Borzage à l’heure du parlant et toujours aussi expérimental !

Borzage à l'heure du parlant et toujours aussi expérimental !

Ayant reçu le Prix du syndicat français de la critique de cinéma du meilleur coffret DVD 2010 à propos des quatre chefs-d’œuvre de Frank Borzage, c’est tout naturellement que Carlotta Films a édité en mars 2011, Liliom long métrage parlant de ce réalisateur. Film ovni et totalement incompris à l’époque (1930) lors de la vogue de la comédie musicale, c’est pourtant une fois encore une œuvre très aboutie qui met en scène dans un drame sentimental, un certain réalisme poétique très touchant. A découvrir en première urgence, histoire aussi de se rendre compte une fois encore, combien tous les effets techniques actuels sont puérils, comparés à Liliom, film tourné par un homme très courageux à la limite de la théâtralité portée à l’écran.

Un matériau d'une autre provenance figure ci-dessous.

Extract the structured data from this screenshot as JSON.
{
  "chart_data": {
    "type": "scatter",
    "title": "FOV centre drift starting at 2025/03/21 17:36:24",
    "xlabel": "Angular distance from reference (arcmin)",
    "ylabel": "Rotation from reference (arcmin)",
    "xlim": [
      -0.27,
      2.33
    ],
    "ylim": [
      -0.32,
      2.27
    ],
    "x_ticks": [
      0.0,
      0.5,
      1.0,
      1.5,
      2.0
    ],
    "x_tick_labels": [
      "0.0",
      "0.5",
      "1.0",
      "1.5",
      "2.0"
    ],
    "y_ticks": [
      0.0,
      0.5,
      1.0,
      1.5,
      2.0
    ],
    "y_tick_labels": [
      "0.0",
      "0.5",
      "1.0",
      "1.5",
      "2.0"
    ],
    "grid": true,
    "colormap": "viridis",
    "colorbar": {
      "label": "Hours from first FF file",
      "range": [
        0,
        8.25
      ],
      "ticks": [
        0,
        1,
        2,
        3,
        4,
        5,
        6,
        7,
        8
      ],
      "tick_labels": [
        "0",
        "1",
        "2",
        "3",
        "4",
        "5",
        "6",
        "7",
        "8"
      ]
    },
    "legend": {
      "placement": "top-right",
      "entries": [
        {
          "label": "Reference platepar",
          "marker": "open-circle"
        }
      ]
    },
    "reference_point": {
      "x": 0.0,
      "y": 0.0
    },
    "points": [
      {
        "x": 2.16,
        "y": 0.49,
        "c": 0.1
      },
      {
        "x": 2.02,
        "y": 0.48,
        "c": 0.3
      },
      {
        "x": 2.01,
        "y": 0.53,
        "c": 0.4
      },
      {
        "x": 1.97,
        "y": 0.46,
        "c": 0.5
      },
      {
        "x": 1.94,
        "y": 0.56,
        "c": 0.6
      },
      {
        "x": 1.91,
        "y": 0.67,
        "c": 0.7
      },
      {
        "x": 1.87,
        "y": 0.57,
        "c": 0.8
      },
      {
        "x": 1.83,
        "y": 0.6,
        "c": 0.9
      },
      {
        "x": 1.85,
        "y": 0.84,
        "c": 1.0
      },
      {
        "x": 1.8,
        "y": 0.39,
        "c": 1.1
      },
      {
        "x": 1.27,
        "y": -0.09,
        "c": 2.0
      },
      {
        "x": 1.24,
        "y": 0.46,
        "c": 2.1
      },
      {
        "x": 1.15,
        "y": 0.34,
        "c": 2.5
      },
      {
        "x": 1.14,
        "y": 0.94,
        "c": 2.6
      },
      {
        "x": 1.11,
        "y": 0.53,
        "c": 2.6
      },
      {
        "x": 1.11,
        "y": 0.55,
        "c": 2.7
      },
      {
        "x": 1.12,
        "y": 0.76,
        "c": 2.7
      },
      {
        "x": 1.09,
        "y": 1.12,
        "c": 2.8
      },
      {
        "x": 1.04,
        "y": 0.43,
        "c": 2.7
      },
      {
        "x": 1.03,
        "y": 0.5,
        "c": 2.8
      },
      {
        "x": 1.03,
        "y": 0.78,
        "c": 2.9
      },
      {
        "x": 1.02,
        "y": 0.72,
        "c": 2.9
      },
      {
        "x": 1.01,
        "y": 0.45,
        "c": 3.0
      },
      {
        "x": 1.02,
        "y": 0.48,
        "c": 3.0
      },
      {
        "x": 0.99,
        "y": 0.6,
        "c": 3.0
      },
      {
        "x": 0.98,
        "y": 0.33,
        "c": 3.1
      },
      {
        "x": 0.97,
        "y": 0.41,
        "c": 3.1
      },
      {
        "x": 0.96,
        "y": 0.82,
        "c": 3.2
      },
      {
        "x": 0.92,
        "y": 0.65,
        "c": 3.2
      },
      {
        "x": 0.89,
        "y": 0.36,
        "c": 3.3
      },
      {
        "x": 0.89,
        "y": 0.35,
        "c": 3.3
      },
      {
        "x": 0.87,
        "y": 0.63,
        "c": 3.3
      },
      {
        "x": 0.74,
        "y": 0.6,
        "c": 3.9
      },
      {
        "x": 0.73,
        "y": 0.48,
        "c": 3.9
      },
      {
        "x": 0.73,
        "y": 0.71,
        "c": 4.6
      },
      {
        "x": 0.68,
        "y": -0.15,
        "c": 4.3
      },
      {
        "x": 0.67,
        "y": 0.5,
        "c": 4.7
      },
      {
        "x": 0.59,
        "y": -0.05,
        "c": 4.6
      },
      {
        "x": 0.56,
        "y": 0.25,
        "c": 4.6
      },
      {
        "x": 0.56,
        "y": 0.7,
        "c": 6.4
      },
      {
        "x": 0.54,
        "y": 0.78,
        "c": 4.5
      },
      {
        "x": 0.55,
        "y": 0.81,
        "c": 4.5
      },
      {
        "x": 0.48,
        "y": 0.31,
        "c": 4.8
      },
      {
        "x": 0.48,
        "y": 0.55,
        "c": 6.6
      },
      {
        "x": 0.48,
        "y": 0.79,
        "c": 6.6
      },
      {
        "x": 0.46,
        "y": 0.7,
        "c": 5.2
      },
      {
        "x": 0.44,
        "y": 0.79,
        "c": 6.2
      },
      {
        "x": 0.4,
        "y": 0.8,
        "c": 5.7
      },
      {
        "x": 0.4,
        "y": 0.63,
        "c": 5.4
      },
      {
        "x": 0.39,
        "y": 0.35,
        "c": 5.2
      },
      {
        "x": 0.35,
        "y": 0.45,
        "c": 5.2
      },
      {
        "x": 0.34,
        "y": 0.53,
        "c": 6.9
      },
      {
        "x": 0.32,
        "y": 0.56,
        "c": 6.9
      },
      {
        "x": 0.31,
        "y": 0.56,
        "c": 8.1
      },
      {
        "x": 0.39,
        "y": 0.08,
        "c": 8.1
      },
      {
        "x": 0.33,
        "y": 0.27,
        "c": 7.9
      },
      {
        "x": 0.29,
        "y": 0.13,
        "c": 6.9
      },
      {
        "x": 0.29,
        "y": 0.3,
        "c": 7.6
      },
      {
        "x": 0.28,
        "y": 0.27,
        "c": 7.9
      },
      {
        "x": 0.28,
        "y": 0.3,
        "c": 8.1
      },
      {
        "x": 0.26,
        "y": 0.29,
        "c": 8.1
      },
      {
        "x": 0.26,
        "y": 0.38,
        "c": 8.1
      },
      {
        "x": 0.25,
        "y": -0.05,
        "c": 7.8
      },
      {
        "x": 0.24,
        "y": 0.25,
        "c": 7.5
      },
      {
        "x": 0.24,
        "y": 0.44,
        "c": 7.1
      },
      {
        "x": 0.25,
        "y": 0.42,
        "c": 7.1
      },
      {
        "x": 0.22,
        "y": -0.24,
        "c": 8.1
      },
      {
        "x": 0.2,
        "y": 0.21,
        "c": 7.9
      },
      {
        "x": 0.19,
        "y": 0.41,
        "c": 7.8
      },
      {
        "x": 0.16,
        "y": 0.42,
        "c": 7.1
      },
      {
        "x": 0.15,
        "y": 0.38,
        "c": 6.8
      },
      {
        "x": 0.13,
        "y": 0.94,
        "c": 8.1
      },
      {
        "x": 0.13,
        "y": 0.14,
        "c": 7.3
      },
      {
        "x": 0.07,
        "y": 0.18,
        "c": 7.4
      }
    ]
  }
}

Une comète cinématographique perle dans le ciel des écrans et zèbre nos esprits. Liliom est de celle-ci. La Fox avait donné son feu vert pour le tournage en sachant à l’avance qu’elle s’inscrivait dans une entreprise suicidaire. Mais vogue la galère. D’autant que Borzage a supporté l’insuccès de ce film où il a frôlé le désarroi du cinéma en s’entichant ensuite de deux à trois ouvrages alimentaires, pour enfin tourner « Bad Girl » qui sera couronné par l’oscar de la mise en scène.

Liliom, c’est aussi l’histoire d’un réalisateur, qui plus que Terry Gilliam de coutume, a enchainé les difficultés. D’abord, il avait pressenti son couple fétiche Charles Farrell et Janet Gaynor. Sauf que cette dernière, fière de sa gloriole au sommet de sa carrière pour bon service avec Murnau, était devenue très exigeante avec son contrat et demandait toujours plus d’oseille. Tant pis pour elle…. Borzage s’envola pour New York et touche du bois à la scène, une certaine Rose Hobart qui avait déjà joué la pièce et la connaissait comme sa poche. Un autre atout de taille, c’est son regard à la Romy Schneider. Le noir et blanc l’accentuant encore davantage. T’as de beaux yeux tu sais, poupée !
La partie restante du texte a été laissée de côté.